Toujours est-il qu’il y a eu de grands moments de doutes, que ce soit pendant les études ou pendant la recherche de travail ; des moments où je me demandais si c’était la peine de continuer, si j’aurais la force de continuer. Mais c’est aussi des moments où l’on considère le chemin déjà parcouru, les sacrifices déjà consentis, l’objectif à atteindre, pour repartir d’un bon pied ; soutenus par les encouragements de l’entourage.

Et à force de persévérance…

J’ai rencontré l’équipe de GuesttoGuest au mois d’août passé et elle m’a donné ma chance.

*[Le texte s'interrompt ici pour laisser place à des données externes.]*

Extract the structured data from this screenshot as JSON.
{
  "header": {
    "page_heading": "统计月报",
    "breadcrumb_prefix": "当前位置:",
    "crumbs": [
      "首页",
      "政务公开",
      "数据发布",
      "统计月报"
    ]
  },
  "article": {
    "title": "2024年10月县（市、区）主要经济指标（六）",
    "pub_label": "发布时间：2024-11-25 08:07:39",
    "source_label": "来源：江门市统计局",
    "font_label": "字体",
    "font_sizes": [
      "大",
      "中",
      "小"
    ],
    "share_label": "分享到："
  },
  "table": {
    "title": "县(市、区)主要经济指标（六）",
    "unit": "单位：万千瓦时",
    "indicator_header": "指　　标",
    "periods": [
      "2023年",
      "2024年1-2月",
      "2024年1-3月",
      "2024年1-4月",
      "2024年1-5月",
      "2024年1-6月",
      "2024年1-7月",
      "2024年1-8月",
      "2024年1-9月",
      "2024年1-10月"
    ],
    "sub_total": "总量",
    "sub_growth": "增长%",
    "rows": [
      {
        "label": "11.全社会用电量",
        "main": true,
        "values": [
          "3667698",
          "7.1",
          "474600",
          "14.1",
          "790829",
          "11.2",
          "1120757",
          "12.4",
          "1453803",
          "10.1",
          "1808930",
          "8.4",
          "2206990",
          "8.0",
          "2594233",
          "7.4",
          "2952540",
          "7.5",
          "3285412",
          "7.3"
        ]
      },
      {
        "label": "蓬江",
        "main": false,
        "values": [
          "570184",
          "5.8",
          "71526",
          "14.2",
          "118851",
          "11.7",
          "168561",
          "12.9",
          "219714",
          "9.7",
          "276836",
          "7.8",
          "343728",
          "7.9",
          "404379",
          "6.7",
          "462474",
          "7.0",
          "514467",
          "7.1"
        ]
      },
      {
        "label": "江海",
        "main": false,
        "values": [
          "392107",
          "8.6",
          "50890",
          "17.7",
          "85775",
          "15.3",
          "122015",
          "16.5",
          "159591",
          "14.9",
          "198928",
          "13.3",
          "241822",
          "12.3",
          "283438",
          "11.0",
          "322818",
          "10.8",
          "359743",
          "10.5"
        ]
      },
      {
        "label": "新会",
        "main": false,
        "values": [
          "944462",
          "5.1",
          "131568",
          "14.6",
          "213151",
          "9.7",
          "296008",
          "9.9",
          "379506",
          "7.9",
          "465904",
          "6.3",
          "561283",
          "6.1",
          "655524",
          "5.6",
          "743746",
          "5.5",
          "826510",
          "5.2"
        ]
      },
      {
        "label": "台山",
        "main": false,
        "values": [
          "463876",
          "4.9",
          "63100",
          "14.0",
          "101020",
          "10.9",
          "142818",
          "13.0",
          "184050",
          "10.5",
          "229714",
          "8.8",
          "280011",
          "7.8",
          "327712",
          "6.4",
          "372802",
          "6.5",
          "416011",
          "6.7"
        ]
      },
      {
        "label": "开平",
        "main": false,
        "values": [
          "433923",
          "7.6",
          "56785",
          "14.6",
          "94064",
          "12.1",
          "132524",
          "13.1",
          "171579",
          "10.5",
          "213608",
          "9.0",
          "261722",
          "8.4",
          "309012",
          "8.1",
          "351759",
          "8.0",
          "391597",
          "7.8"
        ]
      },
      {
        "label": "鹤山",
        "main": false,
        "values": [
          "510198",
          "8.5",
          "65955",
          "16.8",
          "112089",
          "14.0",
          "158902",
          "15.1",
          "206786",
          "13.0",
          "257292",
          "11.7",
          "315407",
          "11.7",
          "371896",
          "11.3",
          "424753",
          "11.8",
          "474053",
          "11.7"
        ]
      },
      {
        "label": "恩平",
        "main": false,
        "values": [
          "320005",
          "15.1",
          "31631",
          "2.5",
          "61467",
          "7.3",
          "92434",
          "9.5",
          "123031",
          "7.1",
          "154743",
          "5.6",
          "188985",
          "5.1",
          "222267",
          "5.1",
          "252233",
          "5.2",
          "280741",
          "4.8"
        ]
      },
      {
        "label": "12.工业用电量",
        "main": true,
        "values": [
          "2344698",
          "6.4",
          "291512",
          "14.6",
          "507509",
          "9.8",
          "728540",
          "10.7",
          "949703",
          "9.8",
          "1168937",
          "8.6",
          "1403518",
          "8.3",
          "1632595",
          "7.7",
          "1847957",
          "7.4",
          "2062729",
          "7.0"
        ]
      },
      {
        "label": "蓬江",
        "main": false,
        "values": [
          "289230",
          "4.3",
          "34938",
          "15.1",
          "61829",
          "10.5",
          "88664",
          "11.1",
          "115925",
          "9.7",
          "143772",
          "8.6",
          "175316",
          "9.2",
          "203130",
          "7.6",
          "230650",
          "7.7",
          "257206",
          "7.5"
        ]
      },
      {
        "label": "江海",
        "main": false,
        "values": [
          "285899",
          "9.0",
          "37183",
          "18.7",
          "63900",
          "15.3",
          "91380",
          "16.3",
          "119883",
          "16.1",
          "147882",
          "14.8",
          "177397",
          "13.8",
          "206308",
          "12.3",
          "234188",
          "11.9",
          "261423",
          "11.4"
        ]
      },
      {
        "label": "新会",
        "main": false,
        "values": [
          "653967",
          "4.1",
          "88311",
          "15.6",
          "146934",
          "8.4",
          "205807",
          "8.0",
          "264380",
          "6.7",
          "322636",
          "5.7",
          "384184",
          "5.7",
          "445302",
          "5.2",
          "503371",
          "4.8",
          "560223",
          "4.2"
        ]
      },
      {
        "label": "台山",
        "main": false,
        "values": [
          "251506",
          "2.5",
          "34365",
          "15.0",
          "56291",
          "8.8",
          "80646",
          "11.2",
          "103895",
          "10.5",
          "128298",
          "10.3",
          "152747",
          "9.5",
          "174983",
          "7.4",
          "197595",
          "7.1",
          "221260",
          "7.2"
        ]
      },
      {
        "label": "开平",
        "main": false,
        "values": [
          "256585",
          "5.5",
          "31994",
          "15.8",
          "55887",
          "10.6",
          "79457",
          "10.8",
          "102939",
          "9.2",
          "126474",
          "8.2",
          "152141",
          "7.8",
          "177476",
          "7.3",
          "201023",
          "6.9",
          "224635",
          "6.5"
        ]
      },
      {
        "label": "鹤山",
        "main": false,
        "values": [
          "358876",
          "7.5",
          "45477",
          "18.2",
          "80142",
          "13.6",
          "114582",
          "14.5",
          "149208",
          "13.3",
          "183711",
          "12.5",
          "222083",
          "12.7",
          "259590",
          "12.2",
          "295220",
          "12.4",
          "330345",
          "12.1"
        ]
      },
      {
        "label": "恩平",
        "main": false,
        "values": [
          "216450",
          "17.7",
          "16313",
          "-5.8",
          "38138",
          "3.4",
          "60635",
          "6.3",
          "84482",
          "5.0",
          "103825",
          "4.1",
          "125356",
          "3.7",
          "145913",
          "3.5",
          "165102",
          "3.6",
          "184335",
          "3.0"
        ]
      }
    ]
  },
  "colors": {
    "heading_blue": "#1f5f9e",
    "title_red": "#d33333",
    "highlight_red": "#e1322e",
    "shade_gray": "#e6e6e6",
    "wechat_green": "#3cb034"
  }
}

En considérant la façon dont j’ai été accueilli et intégré dans l’équipe, en considérant les valeurs qui y sont promues (des valeurs cardinales telles que la confiance, l’hospitalité, la bienveillance, la liberté…, tout ce qui résume en fait l’esprit d’ouverture vécu dans l’entreprise), en considérant tout cela , j’ai mené la réflexion suivante: l’épreuve de la patience et de la persévérance me réservait ce qu’il y avait de meilleur pour moi, ce qui correspondait le mieux à mes aspirations personnelles. Et j’ai pensé aux orpailleurs de mon pays qui passent des heures et des heures à retourner, sans se décourager, des tonnes de terres, pour trouver la pépite.

Cela fait bientôt 6 mois que je suis à GuesttoGuest. J’ai été très bien intégré à toute l’équipe, et plus particulièrement à l’équipe des développeurs. C’est une équipe de jeunes très dynamiques, et surtout très ouverts d’esprits, toujours disponibles et accueillants ; ce qui m’a aidé beaucoup pour mon intégration. J’ai pris pleinement ma place au sein de l’équipe en tant que développeur junior, et je l’assume avec beaucoup de joie et de sérénité. J’aime bien les valeurs défendues et vécues dans l’entreprise, j’aime bien ces moments de convivialité et d’hilarité où on se lance des fléchettes avec les nerfs… j’aime en un mot l’esprit du vivre ensemble familial que tous essaient de promouvoir au jour le jour.

Pour terminer, je reprendrai tout simplement mon exhortation du début ; ce n’est pas une recette miracle ; dans le domaine il n’y en a pas. Chaque parcours et chaque aventure restent uniques. Mais j’estime qu’en tant qu’aventure humaine dans laquelle on se construit continuellement, on ne peut la réussir qu’en conjuguant confiance en soi, persévérance et courage.

Le parcours d’Aimé a été initialement présenté lors de l’événement Place à l’Emploi qui s’est tenu le vendredi 2 décembre 2016 dans les locaux de GuesttoGuest.